How long's it been? 6 months or so?
OVER A YEAR YOU SAY!?
Well. I do apologize for my absence. And you see, I can't even promise how long I'll stick around this time. I'm very hard to pin down you know. Elusive. Mysterious.
In the grand scheme of life I am like that umbrella in the picture. Did you really expect me to say the figure of the person in the picture? How mysterious would I be if I were that predictable.
Anyways, let's not spend time discussing our past year. Let's just say life has happened and is happening and will continue to happen. Let's just stick with the present.
Like I'm not going to gush about the most perfect baby that has ever been.

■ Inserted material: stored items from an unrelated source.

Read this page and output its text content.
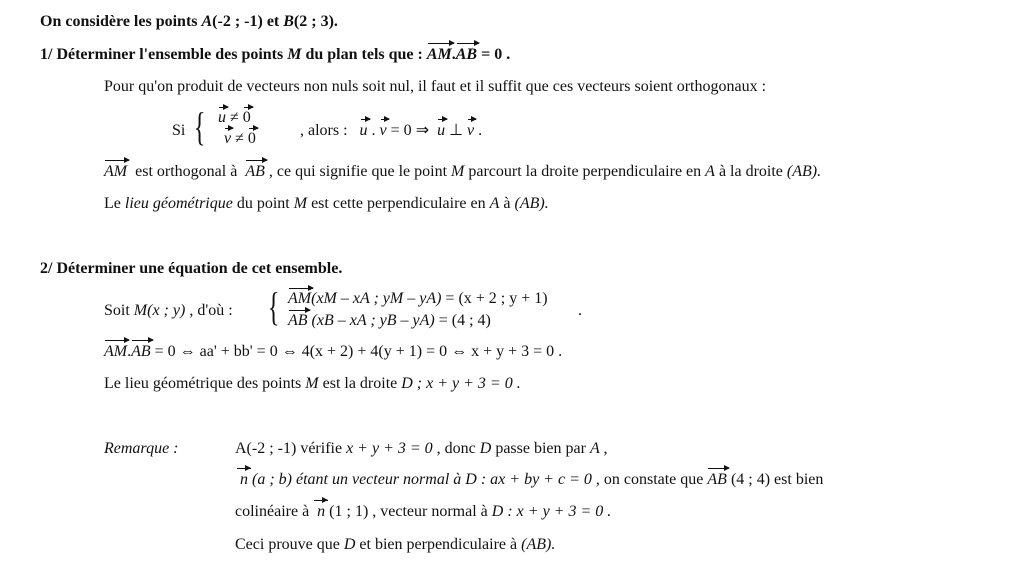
On considère les points A(-2 ; -1) et B(2 ; 3).
1/ Déterminer l'ensemble des points M du plan tels que : AM.AB = 0 .
Pour qu'on produit de vecteurs non nuls soit nul, il faut et il suffit que ces vecteurs soient orthogonaux :
Si { u ≠ 0
v ≠ 0	, alors : u . v = 0 ⇒ u ⊥ v .
AM est orthogonal à AB , ce qui signifie que le point M parcourt la droite perpendiculaire en A à la droite (AB).
Le lieu géométrique du point M est cette perpendiculaire en A à (AB).
2/ Déterminer une équation de cet ensemble.
Soit M(x ; y) , d'où : { AM(xM – xA ; yM – yA) = (x + 2 ; y + 1)
AB (xB – xA ; yB – yA) = (4 ; 4)
.
AM.AB = 0 ⇔ aa' + bb' = 0 ⇔ 4(x + 2) + 4(y + 1) = 0 ⇔ x + y + 3 = 0 .
Le lieu géométrique des points M est la droite D ; x + y + 3 = 0 .
Remarque :	A(-2 ; -1) vérifie x + y + 3 = 0 , donc D passe bien par A ,
n (a ; b) étant un vecteur normal à D : ax + by + c = 0 , on constate que AB (4 ; 4) est bien
colinéaire à n (1 ; 1) , vecteur normal à D : x + y + 3 = 0 .
Ceci prouve que D et bien perpendiculaire à (AB).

GUISE. She's not even a baby anymore. She's a rambunctious toddler. The time, it does fly. I am constantly amazed and awed by Noelle. She's SO SMART, so sweet, so funny, so sneaky, so caring, and so damn cute. I am a little more in love with her every day. Tom and I, we got hella lucky with her.

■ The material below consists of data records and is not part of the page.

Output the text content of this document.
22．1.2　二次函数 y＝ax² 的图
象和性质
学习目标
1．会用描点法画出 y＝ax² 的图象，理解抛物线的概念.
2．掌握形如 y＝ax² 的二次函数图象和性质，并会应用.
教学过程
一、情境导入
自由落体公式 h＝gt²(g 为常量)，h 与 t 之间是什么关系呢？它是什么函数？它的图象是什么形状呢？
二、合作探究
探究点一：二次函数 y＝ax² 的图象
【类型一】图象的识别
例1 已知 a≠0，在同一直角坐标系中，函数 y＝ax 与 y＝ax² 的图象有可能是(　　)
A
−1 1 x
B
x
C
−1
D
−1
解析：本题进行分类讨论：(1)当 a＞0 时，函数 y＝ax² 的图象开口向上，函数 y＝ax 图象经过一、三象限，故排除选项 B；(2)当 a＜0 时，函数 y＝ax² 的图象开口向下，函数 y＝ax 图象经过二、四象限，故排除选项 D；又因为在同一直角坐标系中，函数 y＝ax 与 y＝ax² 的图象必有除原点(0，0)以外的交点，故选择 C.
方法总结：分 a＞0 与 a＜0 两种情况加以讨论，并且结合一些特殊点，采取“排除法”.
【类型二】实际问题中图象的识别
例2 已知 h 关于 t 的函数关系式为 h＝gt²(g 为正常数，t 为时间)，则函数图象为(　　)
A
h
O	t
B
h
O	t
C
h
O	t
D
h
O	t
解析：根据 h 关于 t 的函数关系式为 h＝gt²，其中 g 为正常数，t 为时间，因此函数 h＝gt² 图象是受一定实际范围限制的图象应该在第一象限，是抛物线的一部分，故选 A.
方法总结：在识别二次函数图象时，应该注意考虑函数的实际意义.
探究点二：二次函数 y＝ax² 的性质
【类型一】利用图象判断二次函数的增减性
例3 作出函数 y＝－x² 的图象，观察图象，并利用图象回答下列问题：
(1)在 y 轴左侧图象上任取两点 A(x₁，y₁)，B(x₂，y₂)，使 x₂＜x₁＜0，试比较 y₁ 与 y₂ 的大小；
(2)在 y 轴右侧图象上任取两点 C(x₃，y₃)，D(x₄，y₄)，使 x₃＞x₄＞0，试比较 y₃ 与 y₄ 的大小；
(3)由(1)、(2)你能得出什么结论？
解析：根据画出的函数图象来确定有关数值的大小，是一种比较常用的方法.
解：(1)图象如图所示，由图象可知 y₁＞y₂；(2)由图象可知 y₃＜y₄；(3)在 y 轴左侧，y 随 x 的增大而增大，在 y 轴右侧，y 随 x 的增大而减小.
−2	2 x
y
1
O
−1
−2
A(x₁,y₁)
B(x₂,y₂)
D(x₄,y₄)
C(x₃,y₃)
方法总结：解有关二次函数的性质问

As for myself, I'm now officially going to school full time, working full time, and being a full time wife/mother. So I am busy. Really busy.
That whole school thing, I'm finally doing at nearly 32 what I should have done at 18, and I'm in the Middle Grades Education program. Hopefully I'll be a middle school history teacher in not too many years.
The work thing, I'm not loving, but I am loving the fact that it's work. And I'm getting paid. I am very very happy, with all the crap I've been through, to have a job at all. Especially one that allows so much flexibility. However, it's not all sunshine and roses, but when is it ever.
I lost my grandfather in August and I've been doing an excellent job of pushing that thought to the back of my head. So I'm not quite ready to think about that and come to terms with it. Possibly because I'm afraid of all the tears and perhaps not being able to stop. It's not helping that my grandmother is having a lot of medical issues and is in and out of the hospital these recent months. So. Real shit is happening and I'm not cool with thinking about it.
To summarize the past year: LIFE. IT HAPPENED.